Tantangan bagi Perusahaan Kecil dan Menengah
Namun, kenaikan gaji lebih mudah diucapkan daripada diterapkan, terutama bagi perusahaan kecil dan menengah yang mungkin tidak memiliki keleluasaan finansial seperti layaknya perusahaan besar. Para ekonom telah memberikan peringatan keras bahwa tekanan untuk menaikkan gaji bisa membuat perusahaan dengan skala yang lebih kecil dan sumber daya terbatas terpuruk dalam kesulitan ekonomi.
"Kita harus waspada terhadap risiko lebih banyak perusahaan yang bangkrut karena kekurangan tenaga kerja," sebut firma riset tersebut. Data menunjukkan bahwa jumlah kebangkrutan yang terkait dengan masalah ini telah mencapai rekor tertinggi pada tahun 2024, memberikan peringatan akan bahaya yang mengintai perekonomian nasional jika tidak diambil langkah-langkah penanggulangan.
Solusi untuk Menghadapi Krisis
Untuk mengatasi krisis tenaga kerja ini, pemerintah Jepang beserta para pelaku industri dan pemangku kepentingan terkait harus bersinergi mencari solusi jangka panjang.
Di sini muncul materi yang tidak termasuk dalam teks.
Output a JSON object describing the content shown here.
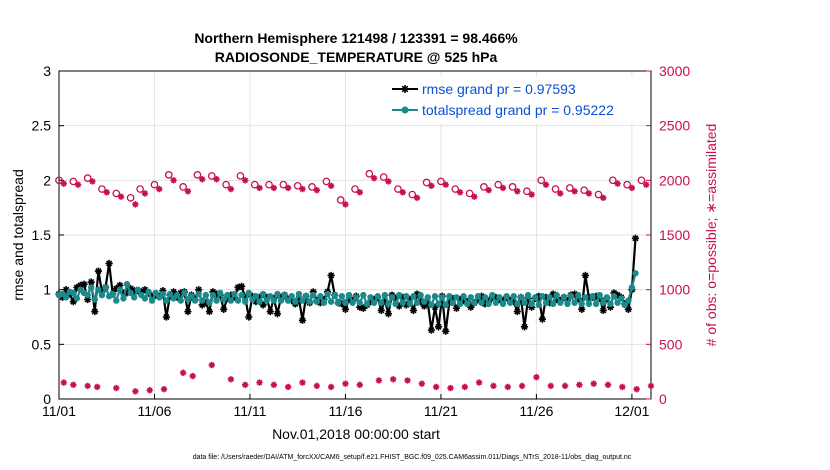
{
  "chart_data": {
    "type": "line",
    "title": "Northern Hemisphere 121498 / 123391 = 98.466%",
    "subtitle": "RADIOSONDE_TEMPERATURE @ 525 hPa",
    "xlabel": "Nov.01,2018 00:00:00 start",
    "ylabel": "rmse and totalspread",
    "ylabel_right": "# of obs: o=possible; ∗=assimilated",
    "footer": "data file: /Users/raeder/DAI/ATM_forcXX/CAM6_setup/f.e21.FHIST_BGC.f09_025.CAM6assim.011/Diags_NTrS_2018-11/obs_diag_output.nc",
    "xlim": [
      0,
      31
    ],
    "ylim": [
      0,
      3
    ],
    "ylim_right": [
      0,
      3000
    ],
    "x_ticks": [
      0,
      5,
      10,
      15,
      20,
      25,
      30
    ],
    "x_tick_labels": [
      "11/01",
      "11/06",
      "11/11",
      "11/16",
      "11/21",
      "11/26",
      "12/01"
    ],
    "y_ticks": [
      0,
      0.5,
      1,
      1.5,
      2,
      2.5,
      3
    ],
    "y_tick_labels": [
      "0",
      "0.5",
      "1",
      "1.5",
      "2",
      "2.5",
      "3"
    ],
    "y_ticks_right": [
      0,
      500,
      1000,
      1500,
      2000,
      2500,
      3000
    ],
    "y_tick_labels_right": [
      "0",
      "500",
      "1000",
      "1500",
      "2000",
      "2500",
      "3000"
    ],
    "grid": true,
    "legend_position": "top-right",
    "colors": {
      "rmse": "#000000",
      "totalspread": "#1a8a8a",
      "obs": "#c8104f",
      "legend_text": "#0a4fd6"
    },
    "series": [
      {
        "name": "rmse grand pr = 0.97593",
        "axis": "left",
        "marker": "asterisk",
        "values": [
          0.96,
          0.93,
          1.0,
          0.96,
          0.89,
          1.02,
          1.04,
          1.05,
          0.91,
          1.07,
          0.8,
          1.17,
          0.98,
          1.02,
          1.24,
          0.96,
          1.01,
          1.04,
          0.97,
          0.97,
          1.01,
          0.99,
          0.99,
          0.98,
          1.0,
          0.97,
          0.94,
          0.95,
          0.94,
          0.99,
          0.75,
          0.95,
          0.98,
          0.93,
          0.97,
          0.98,
          0.8,
          0.95,
          0.91,
          1.0,
          0.86,
          0.88,
          0.8,
          0.98,
          0.96,
          0.95,
          0.82,
          0.92,
          0.95,
          0.93,
          1.02,
          1.03,
          0.93,
          0.75,
          0.94,
          0.89,
          0.93,
          0.86,
          0.93,
          0.8,
          0.92,
          0.78,
          0.93,
          0.95,
          0.91,
          0.9,
          0.87,
          0.92,
          0.72,
          0.94,
          0.88,
          0.98,
          0.9,
          0.88,
          0.91,
          0.98,
          1.13,
          0.95,
          0.88,
          0.87,
          0.82,
          0.91,
          0.9,
          0.94,
          0.84,
          0.83,
          0.86,
          0.89,
          0.91,
          0.93,
          0.81,
          0.9,
          0.78,
          0.95,
          0.92,
          0.85,
          0.93,
          0.86,
          0.91,
          0.81,
          0.96,
          0.89,
          0.85,
          0.88,
          0.63,
          0.84,
          0.66,
          0.94,
          0.62,
          0.88,
          0.92,
          0.83,
          0.91,
          0.9,
          0.89,
          0.84,
          0.88,
          0.91,
          0.94,
          0.87,
          0.89,
          0.93,
          0.93,
          0.91,
          0.9,
          0.93,
          0.9,
          0.89,
          0.8,
          0.93,
          0.66,
          0.92,
          0.84,
          0.92,
          0.94,
          0.73,
          0.93,
          0.88,
          0.96,
          0.91,
          0.9,
          0.93,
          0.9,
          0.95,
          0.96,
          0.92,
          0.82,
          1.13,
          0.93,
          0.93,
          0.94,
          0.92,
          0.81,
          0.92,
          0.84,
          0.97,
          0.95,
          0.93,
          0.87,
          0.82,
          1.0,
          1.47
        ],
        "x_start": 0.0,
        "x_step": 0.1875
      },
      {
        "name": "totalspread grand pr = 0.95222",
        "axis": "left",
        "marker": "filled-circle",
        "values": [
          0.95,
          0.96,
          0.93,
          0.98,
          0.97,
          0.92,
          1.0,
          0.97,
          0.95,
          1.02,
          0.91,
          1.0,
          0.95,
          1.02,
          0.94,
          0.96,
          0.9,
          1.0,
          0.92,
          1.05,
          0.97,
          0.93,
          1.0,
          0.95,
          0.92,
          0.98,
          0.9,
          0.97,
          0.93,
          0.96,
          0.9,
          0.96,
          0.92,
          0.95,
          0.9,
          0.97,
          0.91,
          0.94,
          0.9,
          0.96,
          0.9,
          0.95,
          0.88,
          0.95,
          0.9,
          0.97,
          0.91,
          0.95,
          0.9,
          0.96,
          0.9,
          0.95,
          0.89,
          0.97,
          0.91,
          0.94,
          0.89,
          0.96,
          0.9,
          0.94,
          0.9,
          0.96,
          0.9,
          0.95,
          0.9,
          0.94,
          0.89,
          0.96,
          0.9,
          0.94,
          0.89,
          0.95,
          0.89,
          0.94,
          0.88,
          0.96,
          0.89,
          0.95,
          0.88,
          0.94,
          0.88,
          0.95,
          0.88,
          0.93,
          0.88,
          0.95,
          0.87,
          0.93,
          0.88,
          0.94,
          0.88,
          0.95,
          0.87,
          0.93,
          0.87,
          0.95,
          0.88,
          0.94,
          0.87,
          0.94,
          0.88,
          0.95,
          0.89,
          0.93,
          0.86,
          0.94,
          0.87,
          0.93,
          0.86,
          0.94,
          0.88,
          0.93,
          0.87,
          0.94,
          0.87,
          0.93,
          0.88,
          0.94,
          0.88,
          0.93,
          0.87,
          0.95,
          0.88,
          0.93,
          0.87,
          0.94,
          0.88,
          0.94,
          0.87,
          0.93,
          0.88,
          0.95,
          0.87,
          0.93,
          0.86,
          0.94,
          0.88,
          0.93,
          0.87,
          0.95,
          0.88,
          0.93,
          0.87,
          0.94,
          0.88,
          0.95,
          0.87,
          0.93,
          0.87,
          0.94,
          0.87,
          0.95,
          0.88,
          0.93,
          0.87,
          0.94,
          0.88,
          0.92,
          0.86,
          0.9,
          1.02,
          1.15
        ],
        "x_start": 0.0,
        "x_step": 0.1875
      },
      {
        "name": "obs possible",
        "axis": "right",
        "marker": "open-circle",
        "x": [
          0.0,
          0.75,
          1.5,
          2.25,
          3.0,
          3.75,
          4.25,
          5.0,
          5.75,
          6.5,
          7.25,
          8.0,
          8.75,
          9.5,
          10.25,
          11.0,
          11.75,
          12.5,
          13.25,
          14.0,
          14.75,
          15.5,
          16.25,
          17.0,
          17.75,
          18.5,
          19.25,
          20.0,
          20.75,
          21.5,
          22.25,
          23.0,
          23.75,
          24.5,
          25.25,
          26.0,
          26.75,
          27.5,
          28.25,
          29.0,
          29.75,
          30.5
        ],
        "values": [
          2000,
          1990,
          2020,
          1920,
          1880,
          1840,
          1920,
          1960,
          2050,
          1940,
          2050,
          2040,
          1960,
          2040,
          1960,
          1960,
          1960,
          1950,
          1940,
          1990,
          1820,
          1920,
          2060,
          2030,
          1920,
          1870,
          1980,
          1990,
          1920,
          1880,
          1940,
          1960,
          1940,
          1900,
          2000,
          1920,
          1930,
          1910,
          1870,
          2000,
          1960,
          2000
        ]
      },
      {
        "name": "obs assimilated",
        "axis": "right",
        "marker": "asterisk",
        "x": [
          0.25,
          1.0,
          1.75,
          2.5,
          3.25,
          4.0,
          4.5,
          5.25,
          6.0,
          6.75,
          7.5,
          8.25,
          9.0,
          9.75,
          10.5,
          11.25,
          12.0,
          12.75,
          13.5,
          14.25,
          15.0,
          15.75,
          16.5,
          17.25,
          18.0,
          18.75,
          19.5,
          20.25,
          21.0,
          21.75,
          22.5,
          23.25,
          24.0,
          24.75,
          25.5,
          26.25,
          27.0,
          27.75,
          28.5,
          29.25,
          30.0,
          30.75
        ],
        "values": [
          1970,
          1960,
          1990,
          1890,
          1850,
          1780,
          1880,
          1920,
          2000,
          1900,
          2010,
          2010,
          1920,
          2000,
          1930,
          1930,
          1930,
          1920,
          1910,
          1950,
          1780,
          1890,
          2020,
          1990,
          1890,
          1840,
          1950,
          1960,
          1890,
          1850,
          1910,
          1930,
          1900,
          1870,
          1960,
          1880,
          1900,
          1880,
          1840,
          1970,
          1930,
          1960
        ]
      },
      {
        "name": "obs low",
        "axis": "right",
        "marker": "asterisk",
        "x": [
          0.25,
          0.75,
          1.5,
          2.0,
          3.0,
          4.0,
          4.75,
          5.5,
          6.5,
          7.0,
          8.0,
          9.0,
          9.75,
          10.5,
          11.25,
          12.0,
          12.75,
          13.5,
          14.25,
          15.0,
          15.75,
          16.75,
          17.5,
          18.25,
          19.0,
          19.75,
          20.5,
          21.25,
          22.0,
          22.75,
          23.5,
          24.25,
          25.0,
          25.75,
          26.5,
          27.25,
          28.0,
          28.75,
          29.5,
          30.25,
          31.0
        ],
        "values": [
          150,
          130,
          120,
          110,
          100,
          70,
          80,
          90,
          240,
          210,
          310,
          180,
          130,
          150,
          130,
          110,
          150,
          120,
          110,
          140,
          130,
          170,
          180,
          170,
          140,
          110,
          100,
          110,
          150,
          120,
          110,
          120,
          200,
          120,
          120,
          130,
          140,
          130,
          110,
          90,
          120
        ]
      }
    ]
  }
}
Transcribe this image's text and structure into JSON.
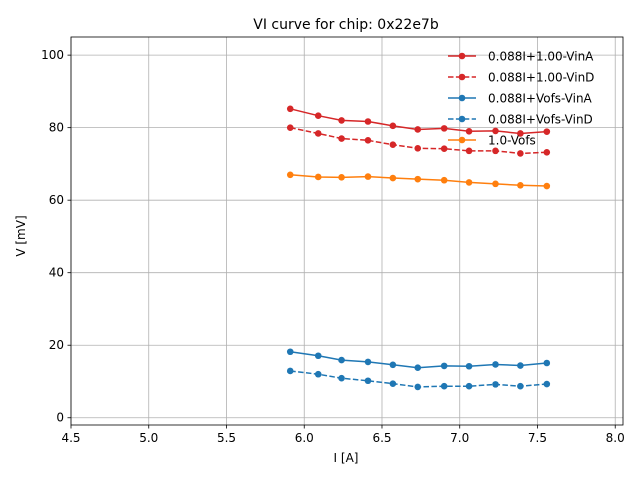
{
  "chart_data": {
    "type": "line",
    "title": "VI curve for chip: 0x22e7b",
    "xlabel": "I [A]",
    "ylabel": "V [mV]",
    "xlim": [
      4.5,
      8.05
    ],
    "ylim": [
      -2,
      105
    ],
    "xticks": [
      "4.5",
      "5.0",
      "5.5",
      "6.0",
      "6.5",
      "7.0",
      "7.5",
      "8.0"
    ],
    "yticks": [
      "0",
      "20",
      "40",
      "60",
      "80",
      "100"
    ],
    "grid": true,
    "legend_position": "top-right",
    "x": [
      5.91,
      6.09,
      6.24,
      6.41,
      6.57,
      6.73,
      6.9,
      7.06,
      7.23,
      7.39,
      7.56
    ],
    "series": [
      {
        "name": "0.088I+1.00-VinA",
        "color": "#d62728",
        "dash": false,
        "values": [
          85.2,
          83.3,
          82.0,
          81.7,
          80.5,
          79.5,
          79.8,
          79.0,
          79.1,
          78.4,
          78.9
        ]
      },
      {
        "name": "0.088I+1.00-VinD",
        "color": "#d62728",
        "dash": true,
        "values": [
          80.0,
          78.4,
          77.0,
          76.5,
          75.3,
          74.3,
          74.2,
          73.6,
          73.6,
          72.9,
          73.2
        ]
      },
      {
        "name": "0.088I+Vofs-VinA",
        "color": "#1f77b4",
        "dash": false,
        "values": [
          18.2,
          17.1,
          15.9,
          15.4,
          14.6,
          13.8,
          14.3,
          14.2,
          14.7,
          14.4,
          15.1
        ]
      },
      {
        "name": "0.088I+Vofs-VinD",
        "color": "#1f77b4",
        "dash": true,
        "values": [
          12.9,
          12.0,
          10.9,
          10.2,
          9.4,
          8.5,
          8.7,
          8.7,
          9.2,
          8.7,
          9.3
        ]
      },
      {
        "name": "1.0-Vofs",
        "color": "#ff7f0e",
        "dash": false,
        "values": [
          67.0,
          66.4,
          66.3,
          66.5,
          66.1,
          65.8,
          65.5,
          64.9,
          64.5,
          64.1,
          63.9
        ]
      }
    ]
  }
}
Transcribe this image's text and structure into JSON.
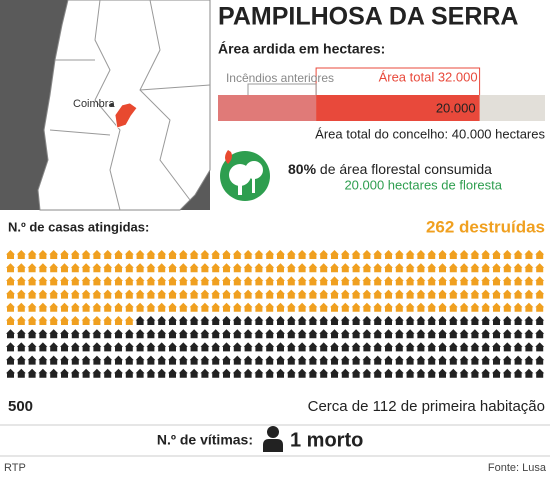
{
  "header": {
    "title": "PAMPILHOSA DA SERRA"
  },
  "map": {
    "city_label": "Coimbra"
  },
  "burned_area": {
    "heading": "Área ardida em hectares:",
    "max": 40000,
    "previous": {
      "label": "Incêndios anteriores",
      "value": 12000
    },
    "current": {
      "value": 20000,
      "value_label": "20.000"
    },
    "total": {
      "label": "Área total 32.000",
      "value": 32000
    },
    "municipality_label": "Área total do concelho: 40.000 hectares"
  },
  "forest": {
    "percent": "80%",
    "percent_text": "de área florestal consumida",
    "hectares_text": "20.000 hectares de floresta"
  },
  "houses": {
    "heading": "N.º de casas atingidas:",
    "destroyed_label": "262 destruídas",
    "destroyed": 262,
    "total": 500,
    "total_label": "500",
    "primary_label": "Cerca de 112 de primeira habitação"
  },
  "victims": {
    "heading": "N.º de vítimas:",
    "text": "1 morto"
  },
  "footer": {
    "left": "RTP",
    "right": "Fonte: Lusa"
  }
}
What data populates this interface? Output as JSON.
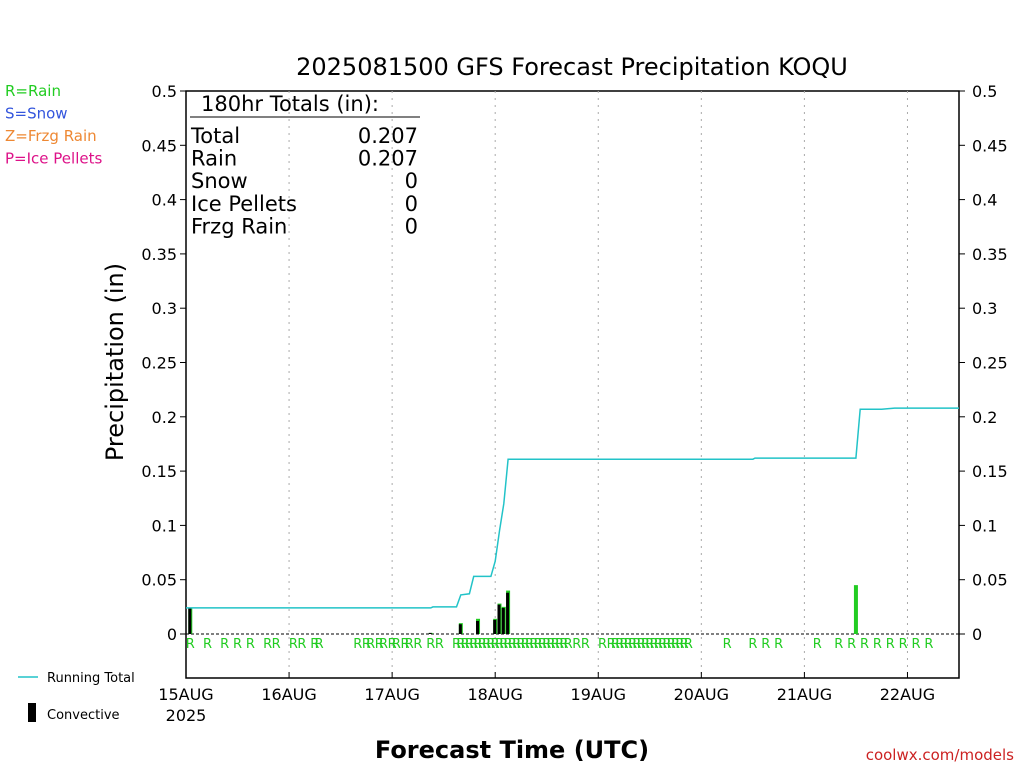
{
  "title": "2025081500 GFS Forecast Precipitation KOQU",
  "credit": "coolwx.com/models",
  "type_legend": [
    {
      "label": "R=Rain",
      "color": "#22cc22"
    },
    {
      "label": "S=Snow",
      "color": "#3355dd"
    },
    {
      "label": "Z=Frzg Rain",
      "color": "#ee8833"
    },
    {
      "label": "P=Ice Pellets",
      "color": "#dd1188"
    }
  ],
  "totals": {
    "header": "180hr Totals (in):",
    "rows": [
      {
        "label": "Total",
        "value": "0.207"
      },
      {
        "label": "Rain",
        "value": "0.207"
      },
      {
        "label": "Snow",
        "value": "0"
      },
      {
        "label": "Ice Pellets",
        "value": "0"
      },
      {
        "label": "Frzg Rain",
        "value": "0"
      }
    ]
  },
  "series_legend": {
    "running_total": "Running Total",
    "convective": "Convective",
    "running_total_color": "#22c3c8",
    "convective_color": "#000000",
    "precip_color": "#22cc22"
  },
  "chart_data": {
    "type": "bar",
    "title": "2025081500 GFS Forecast Precipitation KOQU",
    "xlabel": "Forecast Time (UTC)",
    "ylabel": "Precipitation (in)",
    "ylim": [
      0,
      0.5
    ],
    "xlim_hours": [
      0,
      180
    ],
    "y_ticks": [
      "0",
      "0.05",
      "0.1",
      "0.15",
      "0.2",
      "0.25",
      "0.3",
      "0.35",
      "0.4",
      "0.45",
      "0.5"
    ],
    "x_ticks": [
      {
        "hour": 0,
        "label": "15AUG",
        "sublabel": "2025"
      },
      {
        "hour": 24,
        "label": "16AUG"
      },
      {
        "hour": 48,
        "label": "17AUG"
      },
      {
        "hour": 72,
        "label": "18AUG"
      },
      {
        "hour": 96,
        "label": "19AUG"
      },
      {
        "hour": 120,
        "label": "20AUG"
      },
      {
        "hour": 144,
        "label": "21AUG"
      },
      {
        "hour": 168,
        "label": "22AUG"
      }
    ],
    "grid": "dotted vertical at each day",
    "precip_bars": [
      {
        "hour": 1,
        "total": 0.024,
        "convective": 0.024
      },
      {
        "hour": 57,
        "total": 0.001,
        "convective": 0.001
      },
      {
        "hour": 64,
        "total": 0.01,
        "convective": 0.009
      },
      {
        "hour": 68,
        "total": 0.014,
        "convective": 0.012
      },
      {
        "hour": 72,
        "total": 0.014,
        "convective": 0.013
      },
      {
        "hour": 73,
        "total": 0.028,
        "convective": 0.027
      },
      {
        "hour": 74,
        "total": 0.025,
        "convective": 0.024
      },
      {
        "hour": 75,
        "total": 0.04,
        "convective": 0.038
      },
      {
        "hour": 156,
        "total": 0.045,
        "convective": 0
      }
    ],
    "running_total": [
      [
        0,
        0.024
      ],
      [
        57,
        0.024
      ],
      [
        57.5,
        0.025
      ],
      [
        63,
        0.025
      ],
      [
        64,
        0.036
      ],
      [
        66,
        0.037
      ],
      [
        67,
        0.053
      ],
      [
        71,
        0.053
      ],
      [
        72,
        0.067
      ],
      [
        73,
        0.095
      ],
      [
        74,
        0.12
      ],
      [
        75,
        0.161
      ],
      [
        132,
        0.161
      ],
      [
        132.5,
        0.162
      ],
      [
        156,
        0.162
      ],
      [
        157,
        0.207
      ],
      [
        162,
        0.207
      ],
      [
        165,
        0.208
      ],
      [
        180,
        0.208
      ]
    ],
    "precip_type_hours": [
      1,
      5,
      9,
      12,
      15,
      19,
      21,
      25,
      27,
      30,
      31,
      40,
      42,
      43,
      45,
      46,
      48,
      49,
      51,
      52,
      54,
      57,
      59,
      63,
      64,
      65,
      66,
      67,
      68,
      69,
      70,
      71,
      72,
      73,
      74,
      75,
      76,
      77,
      78,
      79,
      80,
      81,
      82,
      83,
      84,
      85,
      86,
      87,
      88,
      89,
      91,
      93,
      97,
      99,
      100,
      101,
      102,
      103,
      104,
      105,
      106,
      107,
      108,
      109,
      110,
      111,
      112,
      113,
      114,
      115,
      116,
      117,
      126,
      132,
      135,
      138,
      147,
      152,
      155,
      158,
      161,
      164,
      167,
      170,
      173
    ],
    "precip_type_label": "R",
    "series": [
      {
        "name": "Running Total"
      },
      {
        "name": "Convective"
      }
    ]
  }
}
Salah satu pendekatan yang mungkin adalah peningkatan pelatihan dan pembaruan keterampilan untuk tenaga kerja yang ada, agar lebih siap menghadapi tuntutan pekerjaan di berbagai sektor yang mengalami kekurangan. Di samping itu, memanfaatkan teknologi dan otomasi juga bisa menjadi langkah strategis untuk mengimbangi kekurangan tenaga kerja manusia.
Langkah penting lainnya yang harus dipertimbangkan adalah meningkatkan partisipasi perempuan dan kelompok usia senior dalam angkatan kerja, yang selama ini dianggap masih belum optimal. Dengan mengglobalnya dunia kerja dan perubahan demografi yang terjadi, membuka kesempatan seluas-luasnya bagi berbagai kalangan untuk berkontribusi merupakan kunci agar Jepang dapat bertahan dan bangkit dari krisis ini.
Tak dapat dipungkiri, krisis tenaga kerja yang tengah dialami Jepang merupakan tantangan besar. Namun, dengan perencanaan yang matang dan kebijakan yang tepat, Negeri Matahari Terbit memiliki peluang besar untuk tidak hanya sekadar memulihkan, tetapi juga memperkuat perekonomiannya di masa yang akan datang.